An oligarchy has emerged in Britain. Unfettered capitalism is exploiting everything in its path – people especially. Only one in forty jobs created today is full-time and permanent. The rest are part-time or worse zero-hours, of which, there are now nearly two million people who go to work with no idea if there is any. Great if your a corporate employer. Britain is heading towards one quarter of all working families in Britain being on poverty pay causing another social and economic crisis.

This is not what our young men died for in the trenches; our British values are being dismantled – it’s an insult to their memory.

The prime minister confirmed his plan to step down by the election scheduled for 2020, and said he wanted his time in power to be seen as a “turnaround decade” when the UK not only sorted out its economy but dealt with entrenched social problems. He said the Tories should be proud of their journey as a “modern, compassionate, one-nation Conservative party.”

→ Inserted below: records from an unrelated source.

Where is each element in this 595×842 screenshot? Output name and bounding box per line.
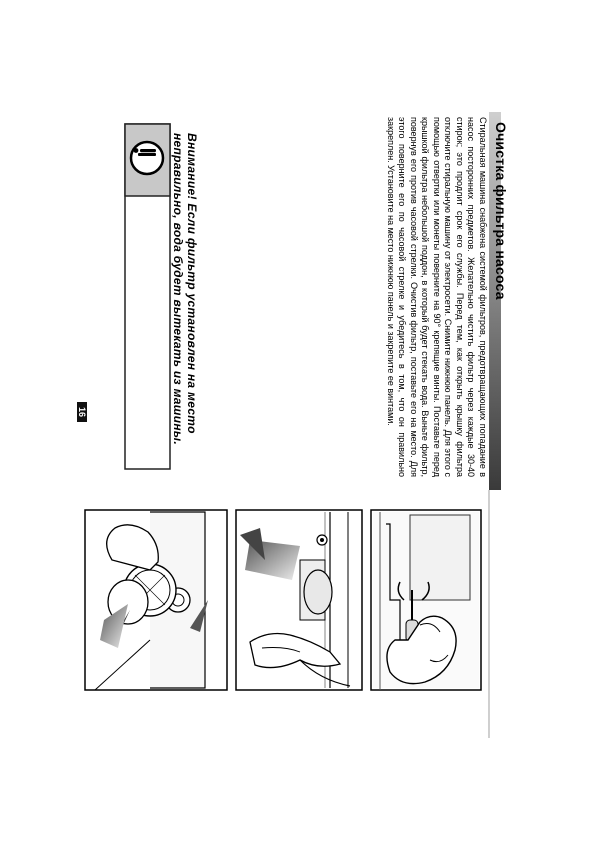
warning-text: Внимание! Если фильтр установлен на место неправильно, вода будет вытекать из машины. [171,133,199,446]
page-title: Очистка фильтра насоса [493,122,509,300]
body-text [384,117,488,477]
instructions-paragraph: Стиральная машина снабжена системой фильтров, предотвращающих попадание в насос посторонних предметов. Желательно чистить фильтр через каждые 30-40 стирок; это продлит срок его службы. Перед тем, как открыть крышку фильтра отключите стиральную машину от электросети. Снимите нижнюю панель. Для этого с помощью отвертки или монеты поверните на 90° крепящие винты. Поставьте перед крышкой фильтра небольшой поддон, в который будет стекать вода. Выньте фильтр, повернув его против часовой стрелки. Очистив фильтр, поставьте его на место. Для этого поверните его по часовой стрелке и убедитесь в том, что он правильно закреплен. Установите на место нижнюю панель и закрепите ее винтами. [385,117,488,477]
page-number: 16 [77,402,87,422]
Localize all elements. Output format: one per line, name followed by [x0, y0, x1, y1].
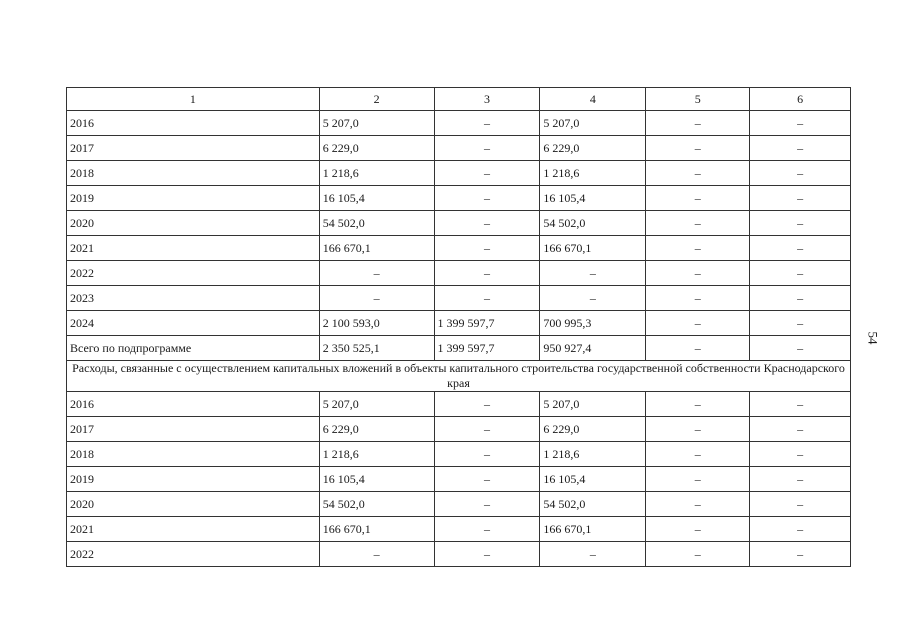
- empty-value-cell: –: [750, 492, 851, 517]
- amount-cell: 950 927,4: [540, 336, 646, 361]
- table-row: [67, 186, 851, 211]
- row-label-cell: 2021: [67, 517, 320, 542]
- empty-value-cell: –: [750, 236, 851, 261]
- row-label-cell: 2018: [67, 161, 320, 186]
- amount-cell: 6 229,0: [540, 136, 646, 161]
- row-label-cell: 2019: [67, 186, 320, 211]
- table-row: [67, 492, 851, 517]
- amount-cell: 5 207,0: [319, 392, 434, 417]
- empty-value-cell: –: [434, 261, 540, 286]
- empty-value-cell: –: [434, 211, 540, 236]
- empty-value-cell: –: [646, 236, 750, 261]
- empty-value-cell: –: [750, 211, 851, 236]
- empty-value-cell: –: [646, 161, 750, 186]
- row-label-cell: 2020: [67, 211, 320, 236]
- amount-cell: 16 105,4: [319, 186, 434, 211]
- amount-cell: 2 100 593,0: [319, 311, 434, 336]
- empty-value-cell: –: [434, 136, 540, 161]
- empty-value-cell: –: [434, 492, 540, 517]
- row-label-cell: 2017: [67, 417, 320, 442]
- amount-cell: 700 995,3: [540, 311, 646, 336]
- empty-value-cell: –: [434, 161, 540, 186]
- amount-cell: 16 105,4: [319, 467, 434, 492]
- empty-value-cell: –: [434, 236, 540, 261]
- section-row: [67, 361, 851, 392]
- header-cell: 1: [67, 88, 320, 111]
- table-row: [67, 517, 851, 542]
- empty-value-cell: –: [750, 517, 851, 542]
- amount-cell: 16 105,4: [540, 186, 646, 211]
- empty-value-cell: –: [750, 136, 851, 161]
- empty-value-cell: –: [646, 136, 750, 161]
- row-label-cell: 2020: [67, 492, 320, 517]
- empty-value-cell: –: [434, 186, 540, 211]
- page-number: 54: [865, 331, 881, 345]
- amount-cell: 54 502,0: [540, 211, 646, 236]
- row-label-cell: 2019: [67, 467, 320, 492]
- header-cell: 5: [646, 88, 750, 111]
- header-cell: 3: [434, 88, 540, 111]
- empty-value-cell: –: [646, 392, 750, 417]
- amount-cell: 6 229,0: [540, 417, 646, 442]
- amount-cell: 166 670,1: [319, 236, 434, 261]
- empty-value-cell: –: [646, 467, 750, 492]
- empty-value-cell: –: [646, 186, 750, 211]
- amount-cell: 1 218,6: [319, 442, 434, 467]
- row-label-cell: 2017: [67, 136, 320, 161]
- empty-value-cell: –: [750, 111, 851, 136]
- amount-cell: 1 399 597,7: [434, 336, 540, 361]
- row-label-cell: 2022: [67, 261, 320, 286]
- empty-value-cell: –: [434, 392, 540, 417]
- table-row: [67, 136, 851, 161]
- table-row: [67, 261, 851, 286]
- budget-table: [66, 87, 851, 567]
- empty-value-cell: –: [434, 467, 540, 492]
- row-label-cell: 2023: [67, 286, 320, 311]
- empty-value-cell: –: [646, 442, 750, 467]
- section-title: Расходы, связанные с осуществлением капитальных вложений в объекты капитального строительства государственной собственности Краснодарского края: [67, 361, 851, 392]
- row-label-cell: 2022: [67, 542, 320, 567]
- amount-cell: 5 207,0: [319, 111, 434, 136]
- empty-value-cell: –: [750, 542, 851, 567]
- header-row: [67, 88, 851, 111]
- empty-value-cell: –: [646, 311, 750, 336]
- empty-value-cell: –: [750, 286, 851, 311]
- empty-value-cell: –: [646, 336, 750, 361]
- table-row: [67, 467, 851, 492]
- amount-cell: 54 502,0: [540, 492, 646, 517]
- row-label-cell: 2024: [67, 311, 320, 336]
- empty-value-cell: –: [750, 467, 851, 492]
- empty-value-cell: –: [646, 417, 750, 442]
- row-label-cell: 2016: [67, 111, 320, 136]
- table-row: [67, 211, 851, 236]
- empty-value-cell: –: [750, 186, 851, 211]
- empty-value-cell: –: [646, 517, 750, 542]
- amount-cell: 1 399 597,7: [434, 311, 540, 336]
- header-cell: 6: [750, 88, 851, 111]
- capital-investment-block: [67, 392, 851, 567]
- empty-value-cell: –: [646, 542, 750, 567]
- empty-value-cell: –: [646, 261, 750, 286]
- empty-value-cell: –: [434, 286, 540, 311]
- empty-value-cell: –: [646, 111, 750, 136]
- amount-cell: 16 105,4: [540, 467, 646, 492]
- table-row: [67, 286, 851, 311]
- empty-value-cell: –: [319, 286, 434, 311]
- empty-value-cell: –: [750, 311, 851, 336]
- empty-value-cell: –: [540, 261, 646, 286]
- row-label-cell: Всего по подпрограмме: [67, 336, 320, 361]
- header-cell: 2: [319, 88, 434, 111]
- empty-value-cell: –: [319, 542, 434, 567]
- amount-cell: 1 218,6: [319, 161, 434, 186]
- amount-cell: 5 207,0: [540, 111, 646, 136]
- table-row: [67, 236, 851, 261]
- table-row: [67, 542, 851, 567]
- row-label-cell: 2021: [67, 236, 320, 261]
- amount-cell: 166 670,1: [319, 517, 434, 542]
- table-row: [67, 336, 851, 361]
- amount-cell: 166 670,1: [540, 236, 646, 261]
- table-row: [67, 392, 851, 417]
- amount-cell: 5 207,0: [540, 392, 646, 417]
- amount-cell: 6 229,0: [319, 417, 434, 442]
- amount-cell: 166 670,1: [540, 517, 646, 542]
- amount-cell: 6 229,0: [319, 136, 434, 161]
- empty-value-cell: –: [434, 542, 540, 567]
- table-row: [67, 311, 851, 336]
- empty-value-cell: –: [750, 161, 851, 186]
- amount-cell: 1 218,6: [540, 161, 646, 186]
- empty-value-cell: –: [646, 492, 750, 517]
- empty-value-cell: –: [319, 261, 434, 286]
- empty-value-cell: –: [646, 211, 750, 236]
- subprogram-block: [67, 111, 851, 361]
- table-row: [67, 161, 851, 186]
- empty-value-cell: –: [750, 261, 851, 286]
- empty-value-cell: –: [750, 392, 851, 417]
- empty-value-cell: –: [540, 542, 646, 567]
- empty-value-cell: –: [434, 111, 540, 136]
- empty-value-cell: –: [750, 442, 851, 467]
- table-row: [67, 417, 851, 442]
- table-row: [67, 111, 851, 136]
- empty-value-cell: –: [434, 417, 540, 442]
- header-cell: 4: [540, 88, 646, 111]
- empty-value-cell: –: [434, 442, 540, 467]
- empty-value-cell: –: [750, 336, 851, 361]
- empty-value-cell: –: [434, 517, 540, 542]
- row-label-cell: 2018: [67, 442, 320, 467]
- table-row: [67, 442, 851, 467]
- row-label-cell: 2016: [67, 392, 320, 417]
- amount-cell: 54 502,0: [319, 211, 434, 236]
- empty-value-cell: –: [540, 286, 646, 311]
- amount-cell: 54 502,0: [319, 492, 434, 517]
- amount-cell: 2 350 525,1: [319, 336, 434, 361]
- empty-value-cell: –: [646, 286, 750, 311]
- amount-cell: 1 218,6: [540, 442, 646, 467]
- empty-value-cell: –: [750, 417, 851, 442]
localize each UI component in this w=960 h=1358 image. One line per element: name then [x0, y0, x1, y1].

Much of David Cameron’s speech was littered with untruths as determined by FullFact

Compassion and the Tories – in the same sentence? Theresa May’s speech was described by the British press, even the right-wing as “bitter and chilling’, and ‘back to the nasty party’. This is a party governed by someone who was criticised for saying that desperate fleeing refugees was nothing more than a “swarm” trying to reach Britain. Just three weeks ago there were headlines such as “Where is your compassionate Conservatism now, David Cameron?”

Of course in David Cameron’s speech, Michael Gove’s speech, Theresa May’s speech and George Osborne’s speech there was no mention of human rights act about to be abolished. Neither was there a word about the fact that Health trusts are haemorrhaging chief executives under pressure to balance the books and deliver high-quality care, junior doctors and nurses are quitting in droves, GP surgeries are closing at an unprecedented rate and two thirds of all contracts were given to private healthcare companies.

If David Cameron continues to bomb foreign countries and waging war with no domestic mandate or international authority he is threatening the security of Britain.

If David Cameron continues to follow the Obama administration in unwarranted, illegal executions of its own citizens and innocent civilians abroad as described HERE and HERE, then he is inciting and inviting terrorism in our own country. If he continues to embrace the killing of millions of civilians in the middle east is the way to secure our country the result will be that Britain will only experience more terrorism at home.

If David Cameron, under the guise of terrorism, continues to strip citizens of personal security and privacy, destroy decades of laws designed to protect citizens from government over-reach, then he must mistrust all British people irrespective of origin or background.

If David Cameron’s government continues with what many consider to be a spiteful attack on the most vulnerable in society, hard-working families and middle classes in a class war designed to enrich a country run by oligarch’s, many of whom are not British, do not live in Britain and don’t pay taxes in Britain (as in HERE) – then he fosters, facilitates and emboldens the very right-wing who have a deep hatred of all people except the privileged.

On that basis you could say that Cameron’s very strong language that Jeremy Corbyn is a security threatening, terrorist-sympathising, Britain-hating” ideologue – could easily apply in reverse.